Rappelons qu’à l’époque, le racisme fait partie des moeurs. On l’apprend aux enfants en famille et à l’école ; en grandissant, ils acquièrent peu à peu la conviction de leur supériorité. Considérer le Noir comme inférieur n’est pas forcément une question de cruauté mais avant tout d’éducation. Dans ce contexte, remettre ce dogme en cause ne va donc pas de soi, il s’agit nécessairement du fruit d’une émancipation, de la remise en question d’une évidence sociale. En insistant sur l’importance fondamentale du conditionnement dans l’histoire du racisme, Griffin met fin à l’image simpliste et fausse des gentils Noirs et des méchants Blancs. La réalité est autrement plus complexe, et son livre en fait un tableau très précis.

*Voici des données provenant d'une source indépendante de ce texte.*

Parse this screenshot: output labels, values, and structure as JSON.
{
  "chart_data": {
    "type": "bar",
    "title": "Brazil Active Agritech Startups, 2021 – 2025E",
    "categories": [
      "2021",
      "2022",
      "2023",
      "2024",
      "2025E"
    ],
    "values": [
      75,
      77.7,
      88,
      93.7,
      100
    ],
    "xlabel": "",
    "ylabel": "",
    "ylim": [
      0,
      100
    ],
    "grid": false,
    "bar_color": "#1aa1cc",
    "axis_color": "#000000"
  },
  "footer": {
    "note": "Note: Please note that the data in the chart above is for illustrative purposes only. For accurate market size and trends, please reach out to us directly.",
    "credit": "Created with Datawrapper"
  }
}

Au fil de son histoire et des observations qu’il fait en tant que “nouveau Noir”, il dénonce un phénomène étonnant : les préjugés des Blancs sont si vivaces qu’ils s’imposent jusque dans les esprits opprimés. Ainsi, plus un Noir est clair, plus il a tendance à se croire supérieur aux autres Noirs. Les individus les plus foncés sont donc doublement stigmatisés, par les Blancs et les Noirs ! Résultat, la communauté noire est à l’époque peu soudée, peu organisée, et de ce fait mal armée pour opposer une quelconque résistance à l’oppression. Pire : faute d’une plus grande solidarité, les rares actes de rébellion face à la tyrannie blanche sont des initiatives bien souvent individuelles, irréfléchies et violentes. Bref, tout est prétexte à alimenter l’idée reçue selon laquelle le Noir est moins intelligent, moins organisé, donc moins humain que le Blanc. En n’étant pas plus proches les uns des autres, les Noirs se tirent une balle dans le pied.

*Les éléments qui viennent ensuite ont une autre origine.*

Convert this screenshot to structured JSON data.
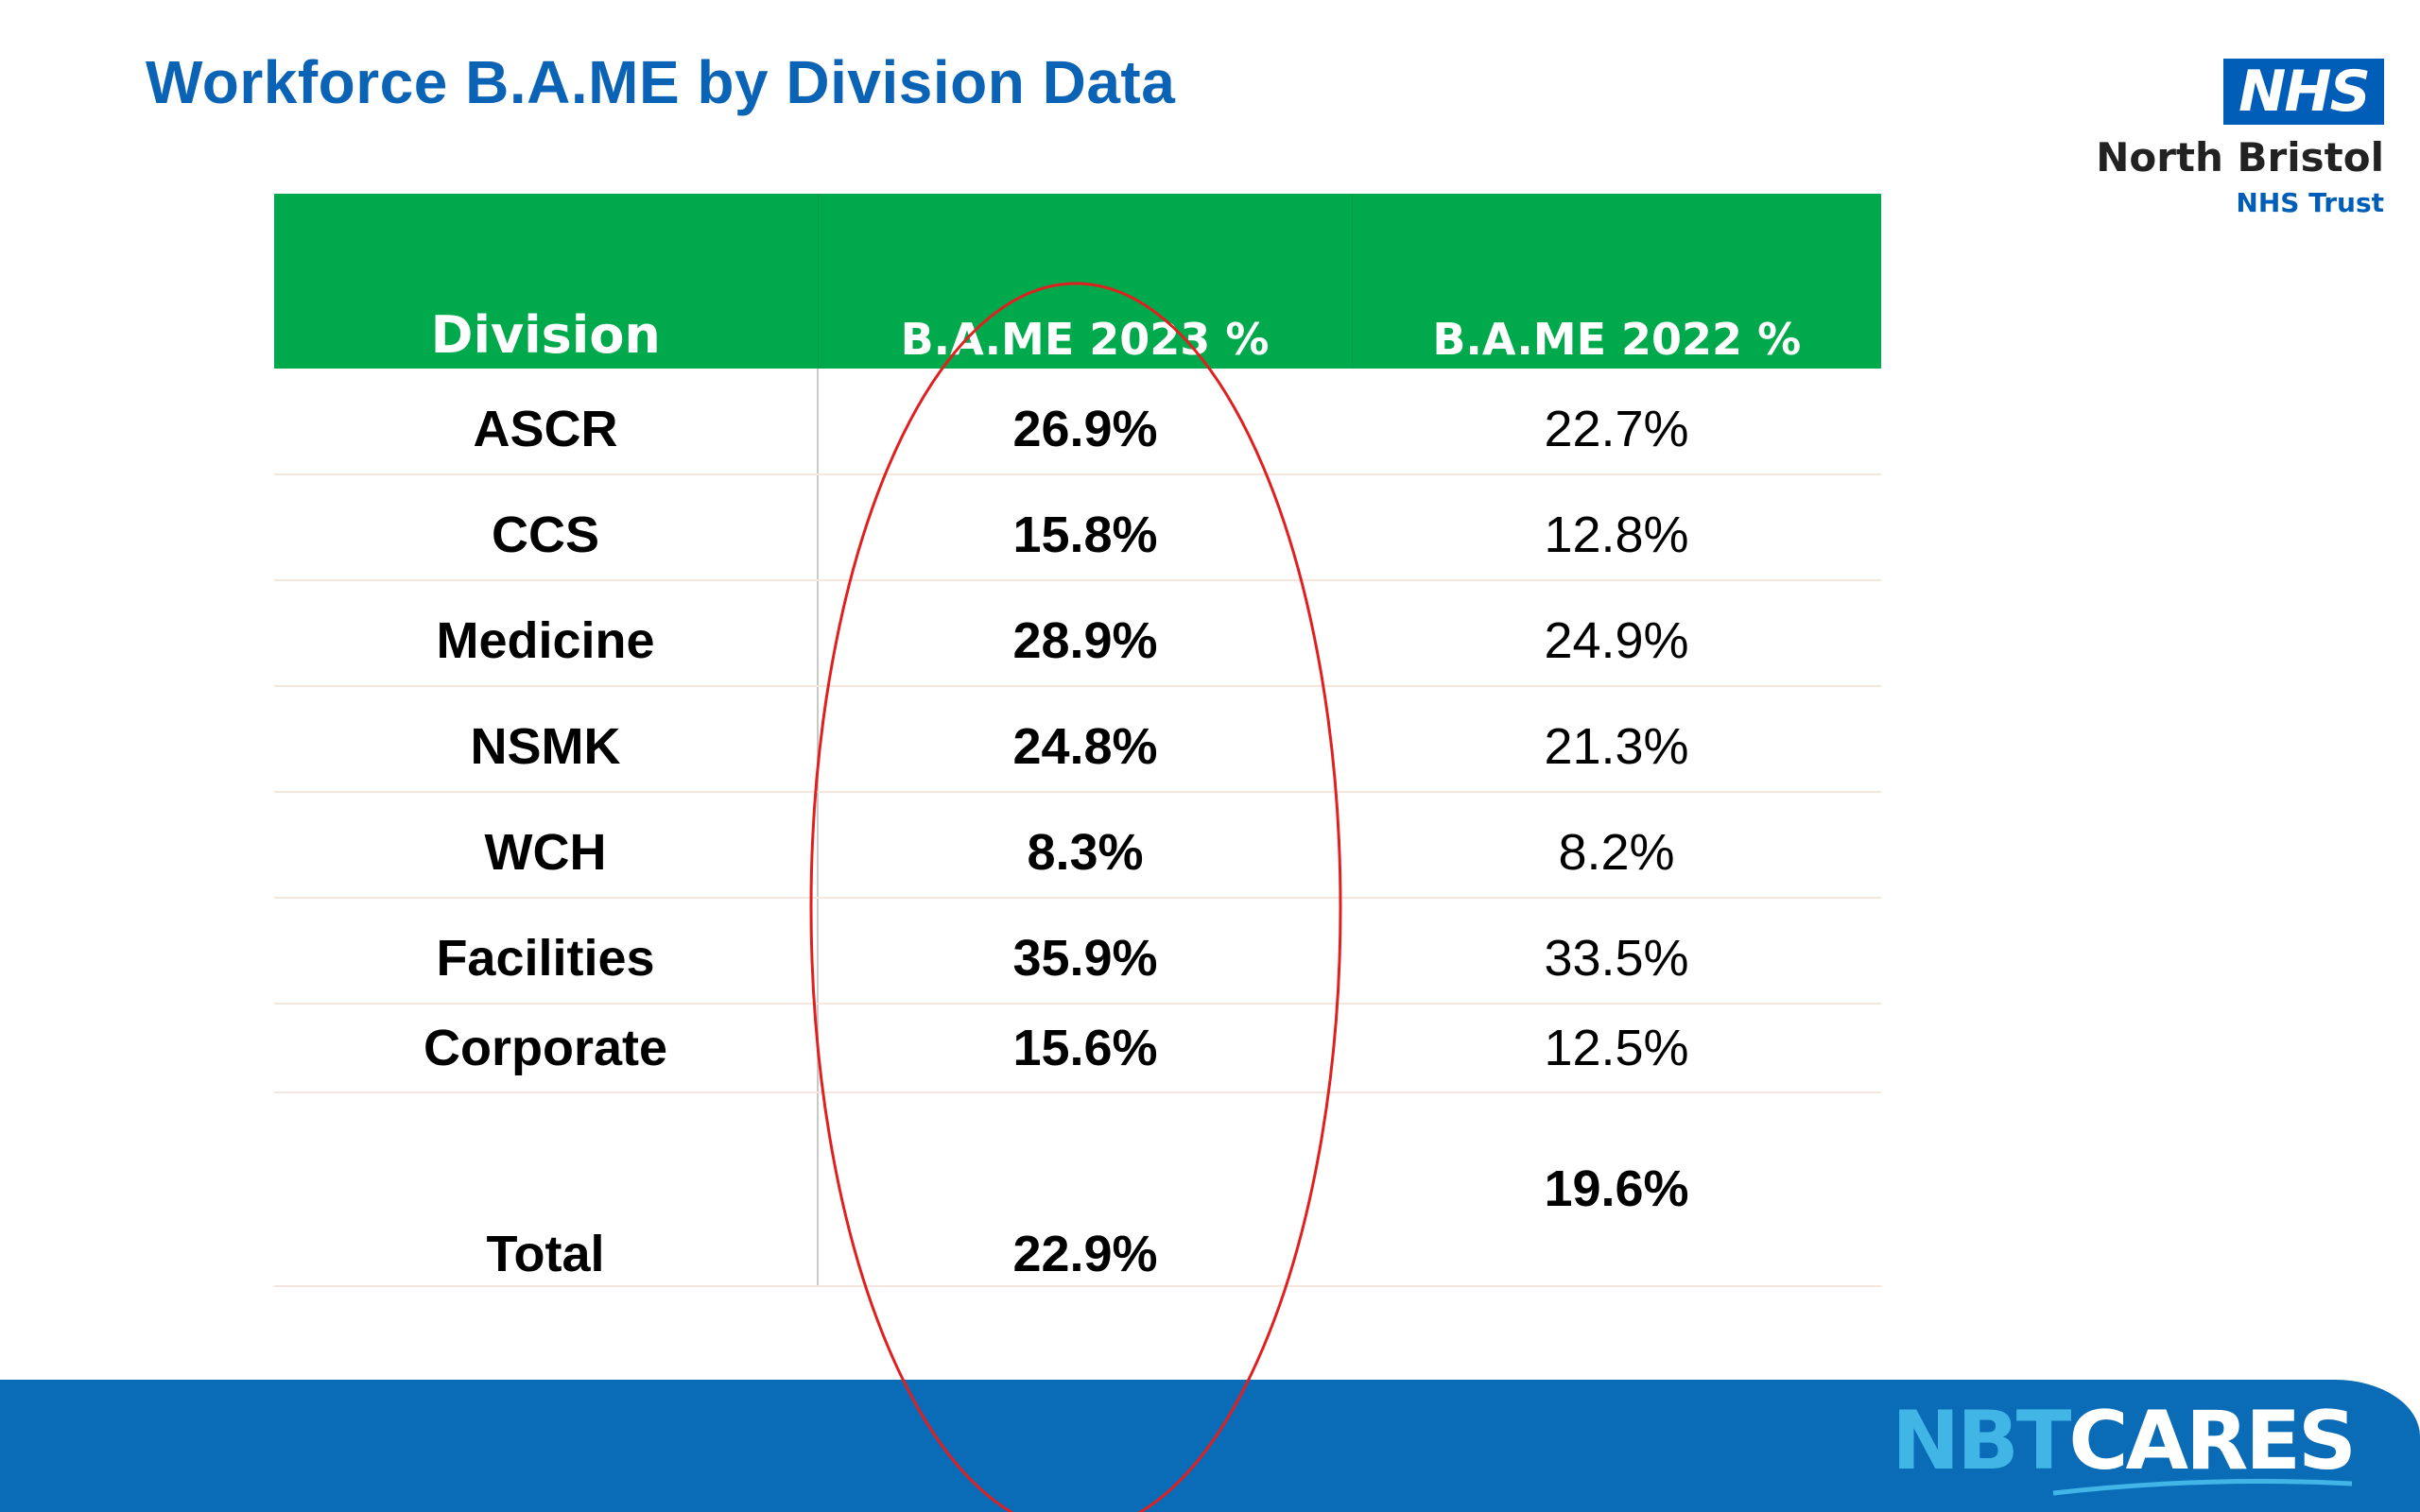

Griffin dénonce aussi l’existence d’un appareil juridique et législatif profondément injuste : quand ils ne refusent pas explicitement aux Noirs certains droits fondamentaux, ils les écrasent de dettes pour les maintenir en perpétuel état de pauvreté (donc de manque d’instruction, donc de précarité professionnelle, donc de marginalisation, etc.). C’est un parfait engrenage infernal. Et ce n’est pas fini ! Ainsi soumis aux humiliations et à l’injustice, les Noirs n’ont pas de vernis social, contrairement aux Blancs dont les manières en société suivent certains codes bien précis. Cette absence de “masque”, considérée comme critère d’inhumanité, les rend d’autant plus “primaires” aux yeux des Blancs. C’est pourtant bien ce dépouillement, cette simplicité que le narrateur admire et appelle “humanité” chez les Noirs qu’il rencontre. Même au comble de la misère, le Noir, incapable de s’encombrer de pudeur ou d’avarice dans une telle atmosphère d’oppression, partage son pain, son logis et son intimité.

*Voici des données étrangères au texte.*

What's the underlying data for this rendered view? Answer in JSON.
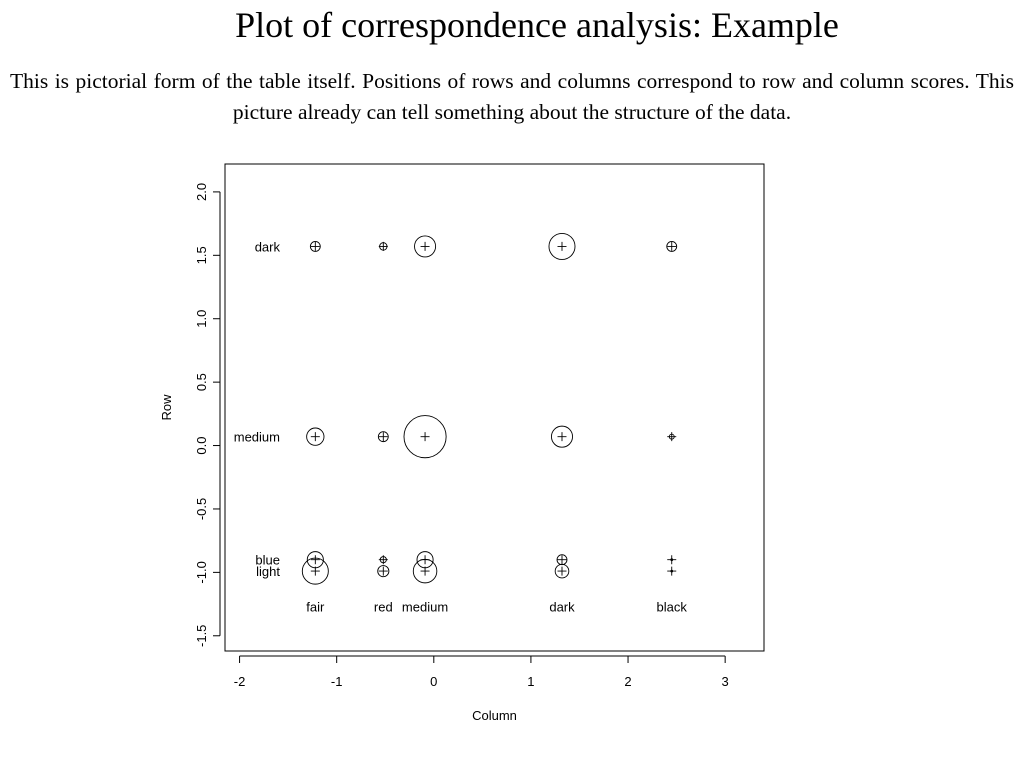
{
  "slide": {
    "title": "Plot of correspondence analysis: Example",
    "subtitle": "This is pictorial form of the table itself. Positions of rows and columns correspond to row and column scores. This picture already can tell something about the structure of the data."
  },
  "chart_data": {
    "type": "scatter",
    "xlabel": "Column",
    "ylabel": "Row",
    "xlim": [
      -2.15,
      3.4
    ],
    "ylim": [
      -1.62,
      2.22
    ],
    "xticks": [
      -2,
      -1,
      0,
      1,
      2,
      3
    ],
    "yticks": [
      -1.5,
      -1.0,
      -0.5,
      0.0,
      0.5,
      1.0,
      1.5,
      2.0
    ],
    "xtick_labels": [
      "-2",
      "-1",
      "0",
      "1",
      "2",
      "3"
    ],
    "ytick_labels": [
      "-1.5",
      "-1.0",
      "-0.5",
      "0.0",
      "0.5",
      "1.0",
      "1.5",
      "2.0"
    ],
    "grid": false,
    "box": true,
    "rows": [
      {
        "name": "dark",
        "score": 1.57
      },
      {
        "name": "medium",
        "score": 0.07
      },
      {
        "name": "blue",
        "score": -0.9
      },
      {
        "name": "light",
        "score": -0.99
      }
    ],
    "columns": [
      {
        "name": "fair",
        "score": -1.22
      },
      {
        "name": "red",
        "score": -0.52
      },
      {
        "name": "medium",
        "score": -0.09
      },
      {
        "name": "dark",
        "score": 1.32
      },
      {
        "name": "black",
        "score": 2.45
      }
    ],
    "circle_size": [
      [
        0.8,
        0.6,
        1.7,
        2.1,
        0.8
      ],
      [
        1.4,
        0.8,
        3.4,
        1.7,
        0.4
      ],
      [
        1.3,
        0.5,
        1.3,
        0.8,
        0.15
      ],
      [
        2.1,
        0.9,
        1.9,
        1.1,
        0.15
      ]
    ],
    "column_label_y": -1.27
  }
}
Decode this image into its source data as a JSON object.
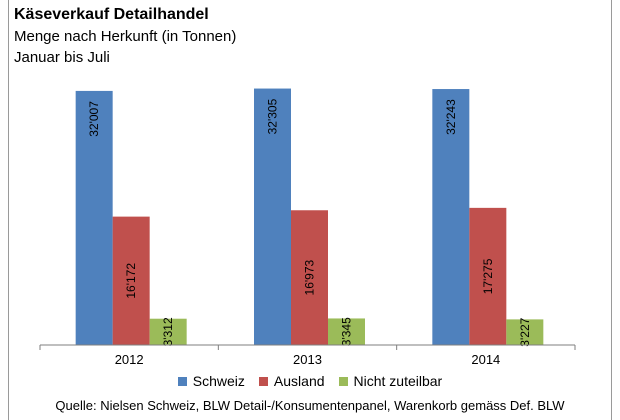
{
  "chart_data": {
    "type": "bar",
    "title": "Käseverkauf Detailhandel",
    "subtitle": "Menge nach Herkunft (in Tonnen)",
    "subtitle2": "Januar bis Juli",
    "categories": [
      "2012",
      "2013",
      "2014"
    ],
    "series": [
      {
        "name": "Schweiz",
        "color": "#4f81bd",
        "values": [
          32007,
          32305,
          32243
        ],
        "labels": [
          "32'007",
          "32'305",
          "32'243"
        ]
      },
      {
        "name": "Ausland",
        "color": "#c0504d",
        "values": [
          16172,
          16973,
          17275
        ],
        "labels": [
          "16'172",
          "16'973",
          "17'275"
        ]
      },
      {
        "name": "Nicht zuteilbar",
        "color": "#9bbb59",
        "values": [
          3312,
          3345,
          3227
        ],
        "labels": [
          "3'312",
          "3'345",
          "3'227"
        ]
      }
    ],
    "ylim": [
      0,
      32500
    ],
    "grid": false,
    "legend_position": "bottom",
    "source": "Quelle: Nielsen Schweiz, BLW Detail-/Konsumentenpanel, Warenkorb gemäss Def. BLW"
  }
}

Le Noir, donc, est généreux dans sa détresse ; générosité exagérée à l’extrême dans certains films sur le sujet de l’Apartheid. On est pourtant bien loin de l’image émouvante du Noir éperdu de reconnaissance face au premier Blanc venu qui leur tendrait la main. Griffin relate quelques anecdotes démontrant à quel point la frontière entre les deux races est palpable, d’un côté comme de l’autre. Toute tentative de fraternisation est vouée à l’échec ; le Noir a trop souffert pour faire confiance à un Blanc, il reste sur la défensive ou oppose l’inertie face à toute tentative d’approche.

Enfin, Griffin fait l’expérience éprouvante de la persécution par tous ceux qui l’auraient respecté en tant que Blanc. Il subit l’indifférence hautaine, la condescendance, le mépris, le dégoût, et comprend enfin ce que signifie “être noir” aux Etats-Unis. Pour avoir osé cette expérience bouleversante et l’avoir racontée, bousculant l’un des plus gros tabous de sa société, il s’est exposé à de gros dangers et dut essuyer plusieurs menaces de mort. Il n’empêche que son livre a été très remarqué bien au-delà des frontières américaines.

 

Ce récit analyse le phénomène du racisme aux États-Unis mais offre également une dimension beaucoup plus universelle, d’où son succès retentissant : il rappelle que face à l’injustice et aux failles d’un système, il a toujours existé, au milieu d’une majorité soumise, quelques braves acceptant de donner de leur personne pour se consacrer au rétablissement du Bien.